Mais "une solution rapide est précisément ce qui est nécessaire si nous voulons éviter des souffrances inutiles, l'admission aux soins intensifs et la mort chez les patients obèses qui sont ensuite infectés par Sars-CoV-2", ont-ils écrit à Johnson.

Comme beaucoup de Covid-19, on ne sait pas pourquoi les personnes obèses courent un risque plus élevé de maladie grave.

Shaw Somers, un chirurgien bariatrique consultant et un ancien président de BOMSS, dit que les personnes en surpoids ont ce qu'on appelle un état pro-inflammatoire.

"L'excès de tissu adipeux, lorsqu'il atteint un certain point, commence à sécréter certaines hormones qui font penser à votre corps qu'il est enflammé. Quand elle devient extrêmement sévère, à un poids très, très lourd, c'est la chose qui cause les dommages à tous leurs organes. Leur corps pense qu'il est enflammé de façon chronique et cela sape simplement beaucoup de leurs systèmes essentiels comme les reins, les poumons, le cœur, etc. ", explique Somers.

"Avec une obésité sévère, votre système immunitaire fait des heures supplémentaires. Ce que nous savons de Covid, c'est que ceux qui ont mal ont une réponse inflammatoire exagérée qui se produit après sept à 10 jours. Leur système immunitaire devient fou furieux et les tue. Et nous pensons que l'obésité ne fait que l'amplifier et l'aggraver. "

Les personnes obèses s'en sortent également moins bien si elles souffrent de Sars, grippe ou pneumonie. Le risque le plus élevé correspond à l'IMC le plus élevé, mais il s'agit d'une échelle mobile. Même ceux qui sont en surpoids, avec un IMC de 25, courent des risques pour la santé.

"Si vous regardez le Premier ministre, par exemple, son IMC est de 36. Ce n'est donc pas loin de 40, où il serait éligible au traitement du NHS", explique Somers. "Si son IMC est de 36 et qu'il a une autre maladie comme la pression artérielle ou le diabète, il serait admissible au traitement du NHS pour son obésité.

"Même quelqu'un qui a peut-être un couple de pierres en surpoids aura un degré de déficience de la fonction corporelle et du degré de déficience de la résilience de son corps. En raison de cette obésité, ils peuvent ne pas en être conscients jusqu'à ce qu'ils contractent une maladie grave comme Covid-19, comme une mauvaise grippe. Ensuite, il les frappera. "
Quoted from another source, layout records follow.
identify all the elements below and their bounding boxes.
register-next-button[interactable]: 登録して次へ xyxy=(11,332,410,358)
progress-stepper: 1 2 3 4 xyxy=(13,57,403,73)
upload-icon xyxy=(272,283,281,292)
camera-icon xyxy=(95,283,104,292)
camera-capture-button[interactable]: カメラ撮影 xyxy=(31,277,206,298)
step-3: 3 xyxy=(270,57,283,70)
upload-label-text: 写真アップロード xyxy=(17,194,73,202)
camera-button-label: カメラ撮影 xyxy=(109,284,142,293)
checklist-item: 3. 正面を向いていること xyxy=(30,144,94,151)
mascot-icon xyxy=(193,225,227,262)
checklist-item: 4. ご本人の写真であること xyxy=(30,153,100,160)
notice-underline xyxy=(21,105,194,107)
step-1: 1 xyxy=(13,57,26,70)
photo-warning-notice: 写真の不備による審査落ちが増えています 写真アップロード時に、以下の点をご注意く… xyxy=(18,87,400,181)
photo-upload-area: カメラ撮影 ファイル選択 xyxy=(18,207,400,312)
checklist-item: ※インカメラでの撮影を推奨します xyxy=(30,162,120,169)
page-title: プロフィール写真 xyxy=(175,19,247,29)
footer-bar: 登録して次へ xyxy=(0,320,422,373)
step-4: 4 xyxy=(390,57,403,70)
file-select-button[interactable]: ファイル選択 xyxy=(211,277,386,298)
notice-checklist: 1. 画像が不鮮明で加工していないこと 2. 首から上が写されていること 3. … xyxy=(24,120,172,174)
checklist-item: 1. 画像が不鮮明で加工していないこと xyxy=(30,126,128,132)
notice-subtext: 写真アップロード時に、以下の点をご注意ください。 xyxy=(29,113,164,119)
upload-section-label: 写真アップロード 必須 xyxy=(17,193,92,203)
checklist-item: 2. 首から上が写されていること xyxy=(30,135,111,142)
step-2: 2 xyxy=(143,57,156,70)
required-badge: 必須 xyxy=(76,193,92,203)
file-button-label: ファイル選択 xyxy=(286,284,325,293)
Somers dit que le Royaume-Uni devrait traiter beaucoup plus de personnes qui ne peuvent pas réduire leur poids par elles-mêmes. Cela ne doit pas impliquer une intervention chirurgicale. Il parle du ballon gastrique, par exemple, qui est avalé à l'état dégonflé puis gonflé à la taille d'un pamplemousse dans l'estomac. Quatre mois plus tard, il se désintègre efficacement et se transmet de façon normale.

Wilding espère que les gens penseront à adopter des modes de vie plus sains à la sortie du confinement.

"Nous encourageons les gens à essayer de manger une gamme plus saine d’aliments, de produits frais et à nous assurer que les contraintes que nous avons tous dû traverser ne nous exposent pas à un risque encore plus élevé de développer une infection grave ou une maladie grave coronavirus parce que nous prenons du poids en étant assis à la maison en nous en souciant ", dit-il.

À la suite de Covid-19, il est probable que davantage de personnes pédaleront et marcheront afin d'éviter les trains, les tubes et les bus bondés. D'autres pistes cyclables dédiées peuvent être construites.

Le lien entre l'obésité et Covid-19 peut encourager une meilleure nutrition, une réduction de la malbouffe et un meilleur accès au traitement de l'obésité pour beaucoup plus de personnes quand elles en ont besoin.

"Il y a des choses positives qui peuvent en découler", dit Wilding.